LABIOS VIEJOS Y JOVEN BESO

Tan viejo, tan triste y cubierto apenas de sórdido harapos, un pobre mendigaba sentado al borde de un gran camino.
Alguien pasó, alguien que era muy rico, y al que seguían criados elegantemente vestidos.
–¡Una limosna! ¡una limosna, por favor! Antaño yo tenía cofres llenos de monedas y pedrerías. Ahora ni siquiera tengo un centavo en mi escudilla. ¡Dadme una limosna!
El rico transeúnte, conmovido, dio una moneda de oro a ese pobre hombre.
–¡Gracias, rico señor! Gracias a esta moneda de oro, pensaré en las opulencias de antaño, y me devolvéis la ilusión de las riquezas desaparecidas.
Un soldado de bonito uniforme pasó por el camino; lo seguía una escolta tocando heroicas trompetas; y en su mano derecha llevaba unas ramas de laurel que hacía oscilar gloriosamente en el aire.
–¡Una limosna! ¡una limosna, por favor! Antaño fui un orgulloso vencedor rodeado de un tumulto de aclamaciones, y la magia de los triunfos agitaba estandartes sobre mi frente.

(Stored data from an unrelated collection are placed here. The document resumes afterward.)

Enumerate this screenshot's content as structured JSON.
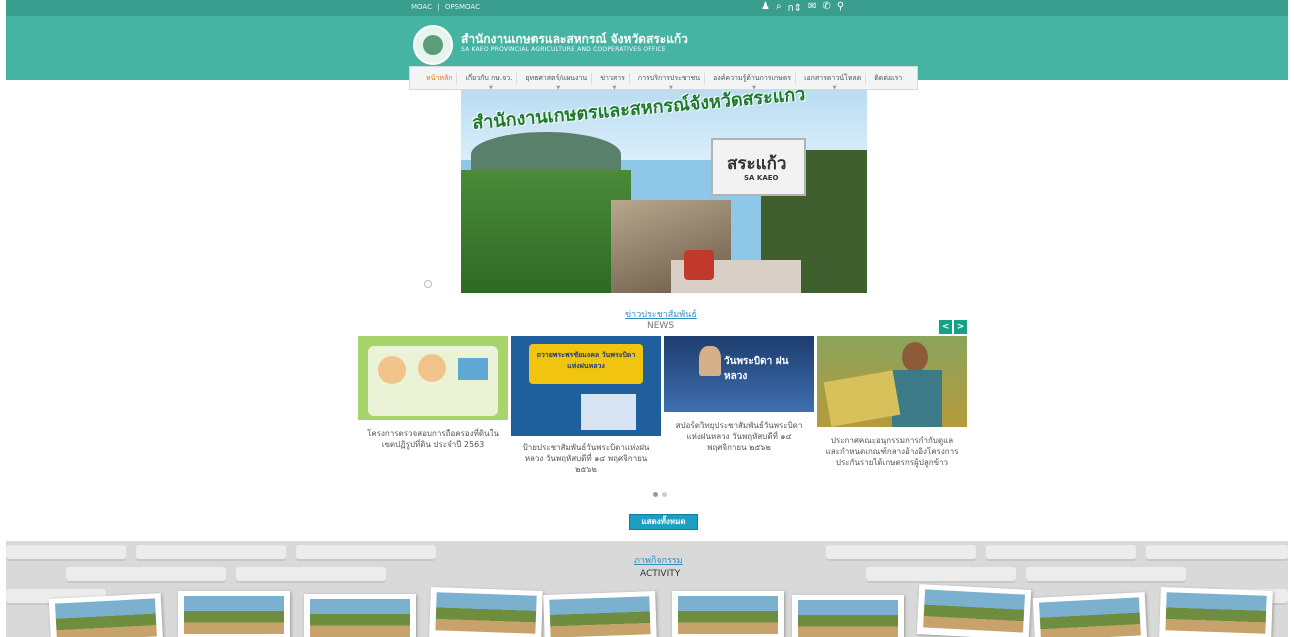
{
  "topbar": {
    "links": [
      "MOAC",
      "OPSMOAC"
    ],
    "icons": [
      "user-icon",
      "search-icon",
      "font-size-icon",
      "mail-icon",
      "phone-icon",
      "map-pin-icon"
    ],
    "font_size_label": "ก",
    "icon_glyphs": {
      "user": "♟",
      "search": "⌕",
      "mail": "✉",
      "phone": "✆",
      "pin": "⚲",
      "font_arrows": "⇕"
    }
  },
  "header": {
    "title": "สำนักงานเกษตรและสหกรณ์ จังหวัดสระแก้ว",
    "subtitle": "SA KAEO PROVINCIAL AGRICULTURE AND COOPERATIVES OFFICE"
  },
  "nav": {
    "items": [
      {
        "label": "หน้าหลัก"
      },
      {
        "label": "เกี่ยวกับ กษ.จว."
      },
      {
        "label": "ยุทธศาสตร์/แผนงาน"
      },
      {
        "label": "ข่าวสาร"
      },
      {
        "label": "การบริการประชาชน"
      },
      {
        "label": "องค์ความรู้ด้านการเกษตร"
      },
      {
        "label": "เอกสารดาวน์โหลด"
      },
      {
        "label": "ติดต่อเรา"
      }
    ]
  },
  "hero": {
    "banner_text": "สำนักงานเกษตรและสหกรณ์จังหวัดสระแก้ว",
    "sign_title": "สระแก้ว",
    "sign_sub": "SA KAEO"
  },
  "news": {
    "title": "ข่าวประชาสัมพันธ์",
    "subtitle": "NEWS",
    "prev": "<",
    "next": ">",
    "items": [
      {
        "caption": "โครงการตรวจสอบการถือครองที่ดินในเขตปฏิรูปที่ดิน ประจำปี 2563"
      },
      {
        "caption": "ป้ายประชาสัมพันธ์วันพระบิดาแห่งฝนหลวง วันพฤหัสบดีที่ ๑๔ พฤศจิกายน ๒๕๖๒",
        "thumb_title": "ถวายพระพรชัยมงคล วันพระบิดาแห่งฝนหลวง"
      },
      {
        "caption": "สปอร์ตวิทยุประชาสัมพันธ์วันพระบิดาแห่งฝนหลวง วันพฤหัสบดีที่ ๑๔ พฤศจิกายน ๒๕๖๒",
        "thumb_title": "วันพระบิดา ฝนหลวง"
      },
      {
        "caption": "ประกาศคณะอนุกรรมการกำกับดูแลและกำหนดเกณฑ์กลางอ้างอิงโครงการประกันรายได้เกษตรกรผู้ปลูกข้าว"
      }
    ],
    "show_all": "แสดงทั้งหมด"
  },
  "activity": {
    "title": "ภาพกิจกรรม",
    "subtitle": "ACTIVITY"
  }
}
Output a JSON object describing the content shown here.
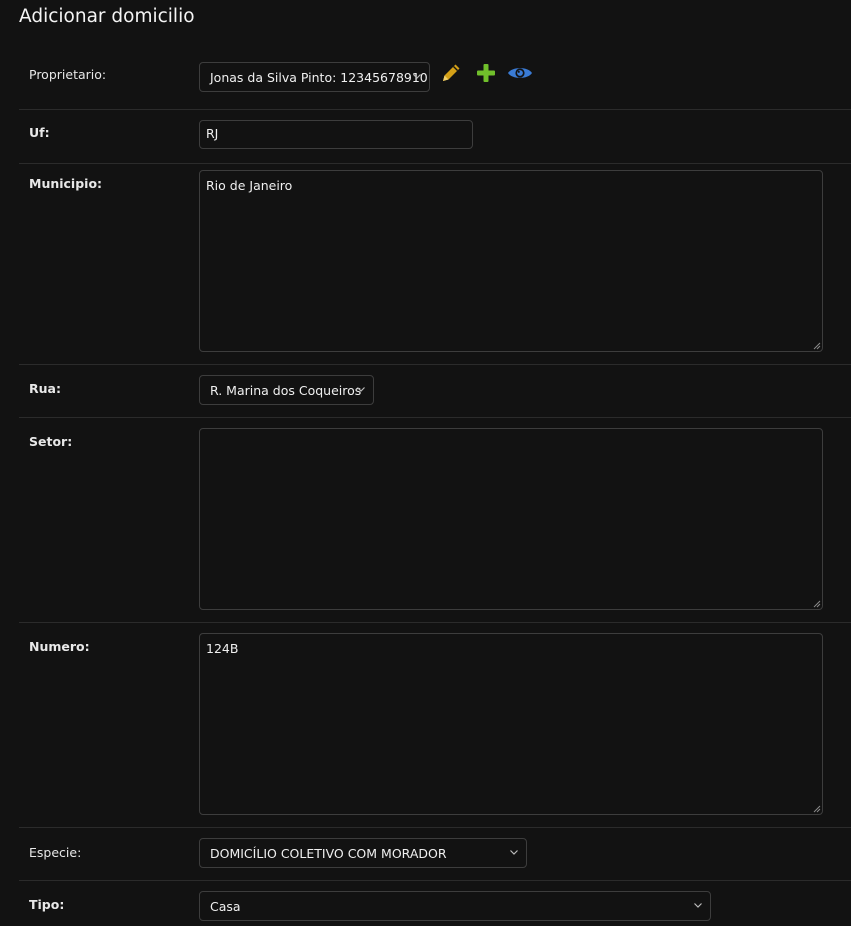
{
  "page": {
    "title": "Adicionar domicilio"
  },
  "fields": {
    "proprietario": {
      "label": "Proprietario:",
      "selected": "Jonas da Silva Pinto: 12345678910"
    },
    "uf": {
      "label": "Uf:",
      "value": "RJ"
    },
    "municipio": {
      "label": "Municipio:",
      "value": "Rio de Janeiro"
    },
    "rua": {
      "label": "Rua:",
      "selected": "R. Marina dos Coqueiros"
    },
    "setor": {
      "label": "Setor:",
      "value": ""
    },
    "numero": {
      "label": "Numero:",
      "value": "124B"
    },
    "especie": {
      "label": "Especie:",
      "selected": "DOMICÍLIO COLETIVO COM MORADOR"
    },
    "tipo": {
      "label": "Tipo:",
      "selected": "Casa"
    }
  },
  "icons": {
    "edit": "pencil-icon",
    "add": "plus-icon",
    "view": "eye-icon"
  },
  "colors": {
    "background": "#121212",
    "edit_icon": "#d4a017",
    "add_icon": "#70bf2b",
    "view_icon": "#3a7bd5"
  }
}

El glorioso transeúnte, conmovido, dio una hoja de laurel al pobre hombre.
–¡Gracias, ilustre señor! Gracias a esta hoja de laurel, soñaré con las victorias de antaño, y me devolvéis la ilusión de batallas olvidadas.
Pasó una enamorada de dieciséis años, muy bonita, con su enamorado. El mendigo dijo negando con la cabeza.

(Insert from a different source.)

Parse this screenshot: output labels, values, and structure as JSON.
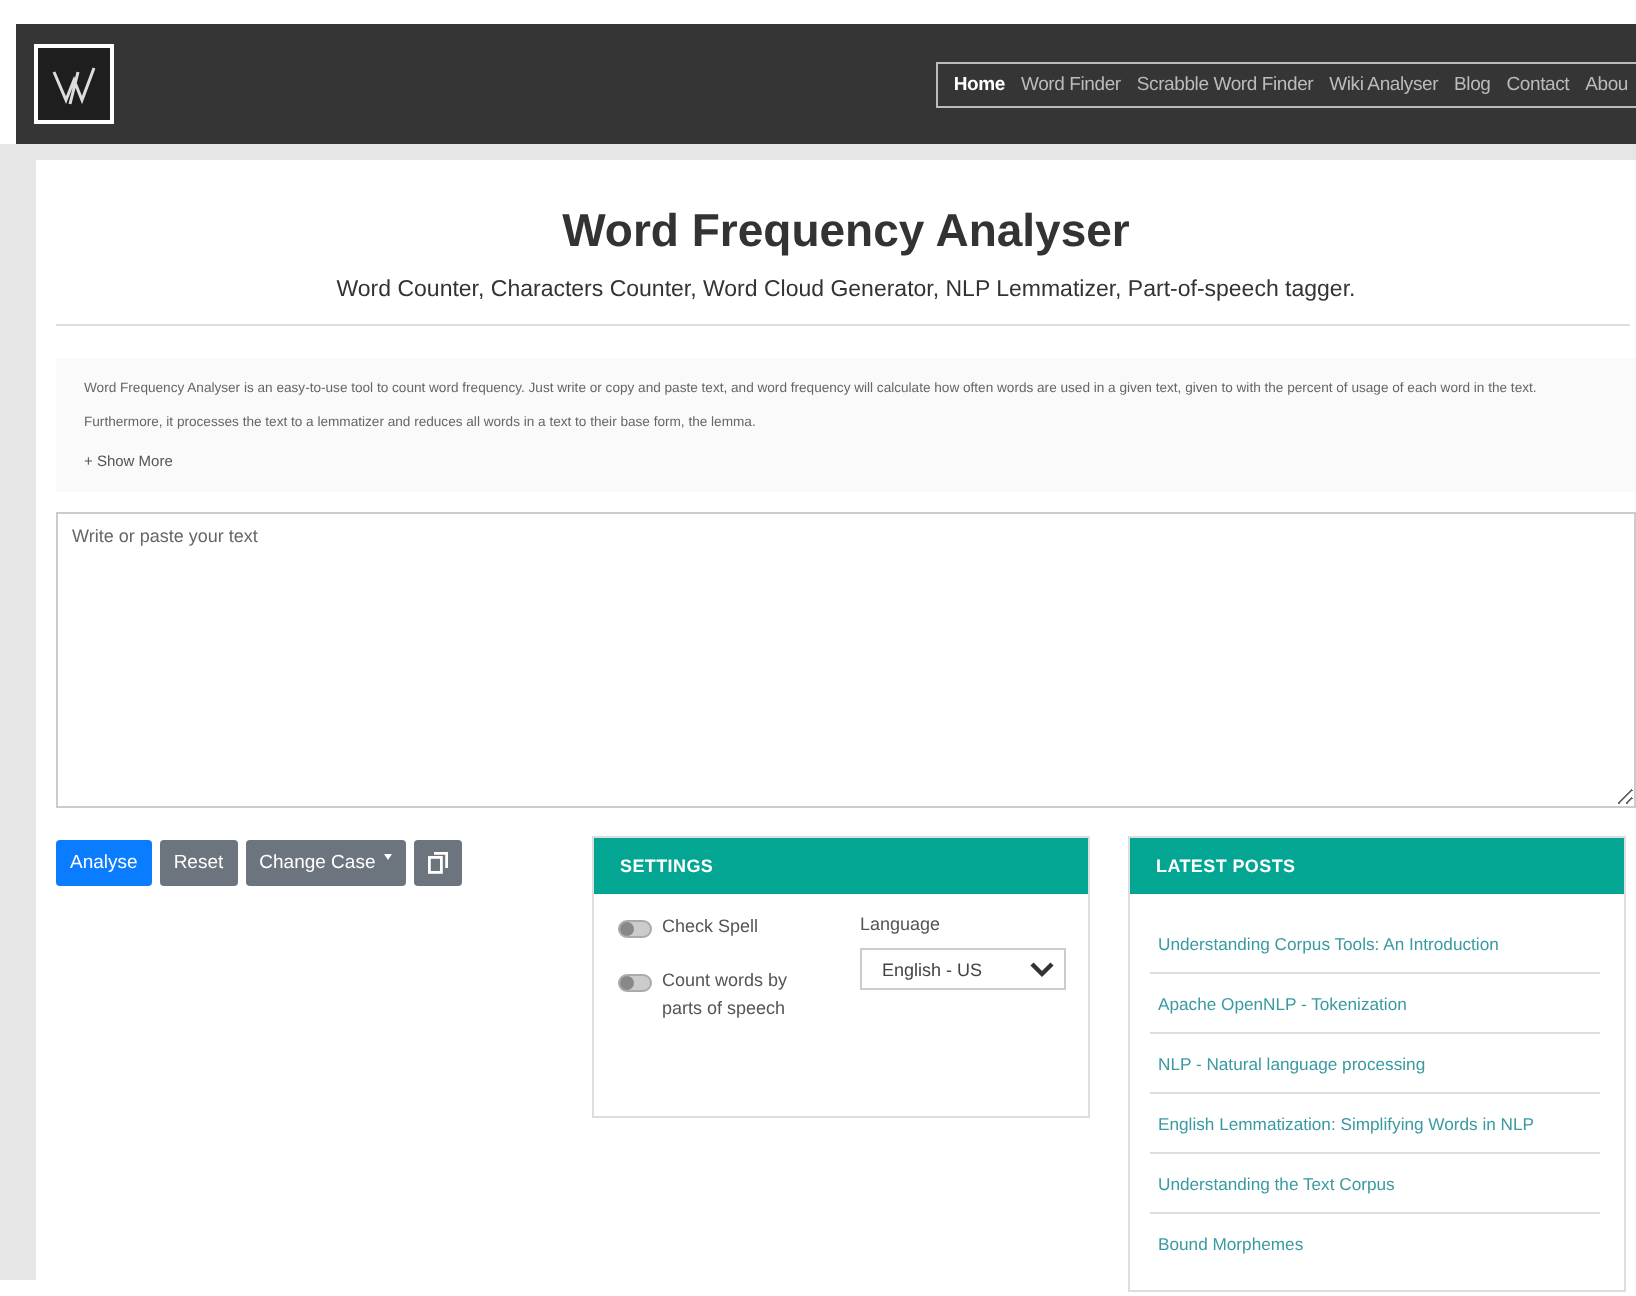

–Antaño era amado por bellas mujeres, ¡rubias como vos los sois, querida! y sus labios eran tan frescos como los vuestros. Ahora, viejo y feo, ya no conozco el perfume del beso que se posa como una mariposa en una flor.
Pero no pidió limosna.
La enamorada que pasaba se conmovió.
–Con permiso de mi amigo, – dijo al mendigo – pondré en vuestra triste boca la limosna de un joven beso.

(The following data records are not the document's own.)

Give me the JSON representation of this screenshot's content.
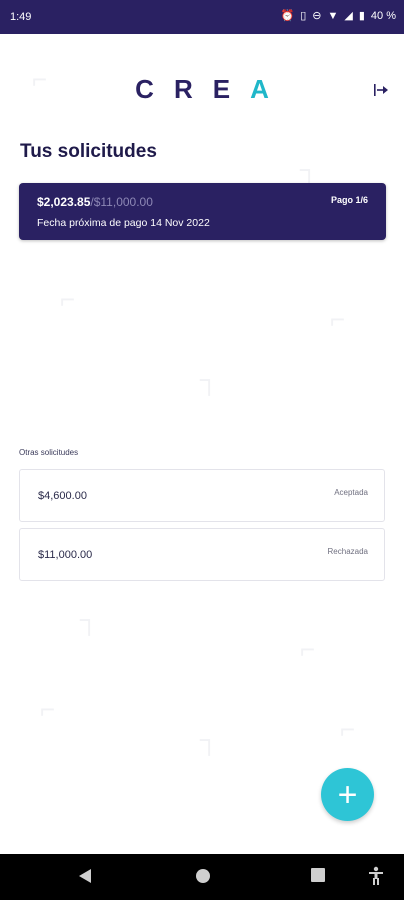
{
  "status_bar": {
    "time": "1:49",
    "battery": "40 %",
    "icons": [
      "alarm-icon",
      "vibrate-icon",
      "dnd-icon",
      "wifi-icon",
      "signal-icon",
      "battery-icon"
    ]
  },
  "header": {
    "logo": "CREA",
    "logout_icon": "logout-icon"
  },
  "main": {
    "title": "Tus solicitudes",
    "active_request": {
      "paid": "$2,023.85",
      "total": "/$11,000.00",
      "payment": "Pago 1/6",
      "next_date": "Fecha próxima de pago 14 Nov 2022"
    },
    "other_label": "Otras solicitudes",
    "other_requests": [
      {
        "amount": "$4,600.00",
        "status": "Aceptada"
      },
      {
        "amount": "$11,000.00",
        "status": "Rechazada"
      }
    ]
  },
  "fab": {
    "label": "+"
  },
  "colors": {
    "primary": "#2a2162",
    "accent": "#2ec5d6"
  }
}
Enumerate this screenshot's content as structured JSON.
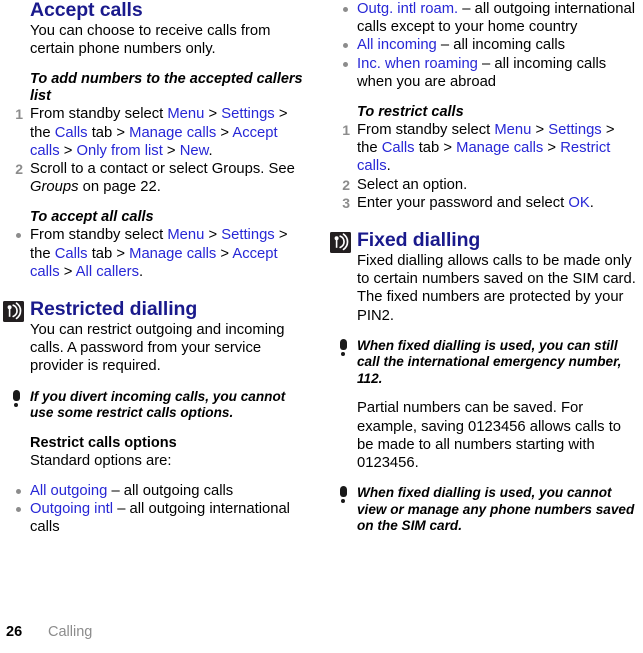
{
  "page": {
    "number": "26",
    "chapter": "Calling"
  },
  "left_column": {
    "section_accept": {
      "heading": "Accept calls",
      "intro": "You can choose to receive calls from certain phone numbers only.",
      "sub1": {
        "heading": "To add numbers to the accepted callers list",
        "steps": [
          {
            "num": "1",
            "parts": [
              {
                "t": "From standby select ",
                "s": "plain"
              },
              {
                "t": "Menu",
                "s": "link"
              },
              {
                "t": " > ",
                "s": "plain"
              },
              {
                "t": "Settings",
                "s": "link"
              },
              {
                "t": " > the ",
                "s": "plain"
              },
              {
                "t": "Calls",
                "s": "link"
              },
              {
                "t": " tab > ",
                "s": "plain"
              },
              {
                "t": "Manage calls",
                "s": "link"
              },
              {
                "t": " > ",
                "s": "plain"
              },
              {
                "t": "Accept calls",
                "s": "link"
              },
              {
                "t": " > ",
                "s": "plain"
              },
              {
                "t": "Only from list",
                "s": "link"
              },
              {
                "t": " > ",
                "s": "plain"
              },
              {
                "t": "New",
                "s": "link"
              },
              {
                "t": ".",
                "s": "plain"
              }
            ]
          },
          {
            "num": "2",
            "parts": [
              {
                "t": "Scroll to a contact or select Groups. See ",
                "s": "plain"
              },
              {
                "t": "Groups",
                "s": "italic"
              },
              {
                "t": " on page 22.",
                "s": "plain"
              }
            ]
          }
        ]
      },
      "sub2": {
        "heading": "To accept all calls",
        "bullets": [
          {
            "parts": [
              {
                "t": "From standby select ",
                "s": "plain"
              },
              {
                "t": "Menu",
                "s": "link"
              },
              {
                "t": " > ",
                "s": "plain"
              },
              {
                "t": "Settings",
                "s": "link"
              },
              {
                "t": " > the ",
                "s": "plain"
              },
              {
                "t": "Calls",
                "s": "link"
              },
              {
                "t": " tab > ",
                "s": "plain"
              },
              {
                "t": "Manage calls",
                "s": "link"
              },
              {
                "t": " > ",
                "s": "plain"
              },
              {
                "t": "Accept calls",
                "s": "link"
              },
              {
                "t": " > ",
                "s": "plain"
              },
              {
                "t": "All callers",
                "s": "link"
              },
              {
                "t": ".",
                "s": "plain"
              }
            ]
          }
        ]
      }
    },
    "section_restricted": {
      "icon": "antenna-signal-icon",
      "heading": "Restricted dialling",
      "intro": "You can restrict outgoing and incoming calls. A password from your service provider is required.",
      "note": "If you divert incoming calls, you cannot use some restrict calls options.",
      "options_heading": "Restrict calls options",
      "options_intro": "Standard options are:",
      "options": [
        {
          "parts": [
            {
              "t": "All outgoing",
              "s": "link"
            },
            {
              "t": " – all outgoing calls",
              "s": "plain"
            }
          ]
        },
        {
          "parts": [
            {
              "t": "Outgoing intl",
              "s": "link"
            },
            {
              "t": " – all outgoing international calls",
              "s": "plain"
            }
          ]
        }
      ]
    }
  },
  "right_column": {
    "options_continued": [
      {
        "parts": [
          {
            "t": "Outg. intl roam.",
            "s": "link"
          },
          {
            "t": " – all outgoing international calls except to your home country",
            "s": "plain"
          }
        ]
      },
      {
        "parts": [
          {
            "t": "All incoming",
            "s": "link"
          },
          {
            "t": " – all incoming calls",
            "s": "plain"
          }
        ]
      },
      {
        "parts": [
          {
            "t": "Inc. when roaming",
            "s": "link"
          },
          {
            "t": " – all incoming calls when you are abroad",
            "s": "plain"
          }
        ]
      }
    ],
    "sub_restrict": {
      "heading": "To restrict calls",
      "steps": [
        {
          "num": "1",
          "parts": [
            {
              "t": "From standby select ",
              "s": "plain"
            },
            {
              "t": "Menu",
              "s": "link"
            },
            {
              "t": " > ",
              "s": "plain"
            },
            {
              "t": "Settings",
              "s": "link"
            },
            {
              "t": " > the ",
              "s": "plain"
            },
            {
              "t": "Calls",
              "s": "link"
            },
            {
              "t": " tab > ",
              "s": "plain"
            },
            {
              "t": "Manage calls",
              "s": "link"
            },
            {
              "t": " > ",
              "s": "plain"
            },
            {
              "t": "Restrict calls",
              "s": "link"
            },
            {
              "t": ".",
              "s": "plain"
            }
          ]
        },
        {
          "num": "2",
          "parts": [
            {
              "t": "Select an option.",
              "s": "plain"
            }
          ]
        },
        {
          "num": "3",
          "parts": [
            {
              "t": "Enter your password and select ",
              "s": "plain"
            },
            {
              "t": "OK",
              "s": "link"
            },
            {
              "t": ".",
              "s": "plain"
            }
          ]
        }
      ]
    },
    "section_fixed": {
      "icon": "antenna-signal-icon",
      "heading": "Fixed dialling",
      "intro": "Fixed dialling allows calls to be made only to certain numbers saved on the SIM card. The fixed numbers are protected by your PIN2.",
      "note1": "When fixed dialling is used, you can still call the international emergency number, 112.",
      "body": "Partial numbers can be saved. For example, saving 0123456 allows calls to be made to all numbers starting with 0123456.",
      "note2": "When fixed dialling is used, you cannot view or manage any phone numbers saved on the SIM card."
    }
  },
  "colors": {
    "heading_navy": "#1a1a8c",
    "link_blue": "#2727d6",
    "marker_gray": "#8c8c8c",
    "icon_dark": "#231f20",
    "text_black": "#000000"
  }
}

Y el enamorado, con misericordia, dijo:
–Yo lo permito.
Pero el mendigo respondió:
– ¡No! ¡no! ¡No quiero nada de tus labios, niña que pasas! Una moneda de oro, o una hoja de laurel pueden hacer renacer en mí la ilusión de las opulencias o las victorias. Pero un joven beso sobre viejos labios no devuelven el amor. Los corazones apagados son de los muertos que no resucitan. ¡Marchad, marchad aprisa, niños enamorados! ¡Qué no escuche vuestras tiernas voces y vuestras risas! pues nada es más cruel para un difunto dormido bajo el césped marchito, que el arrullo de dos palomas en el ciprés de su sepultura.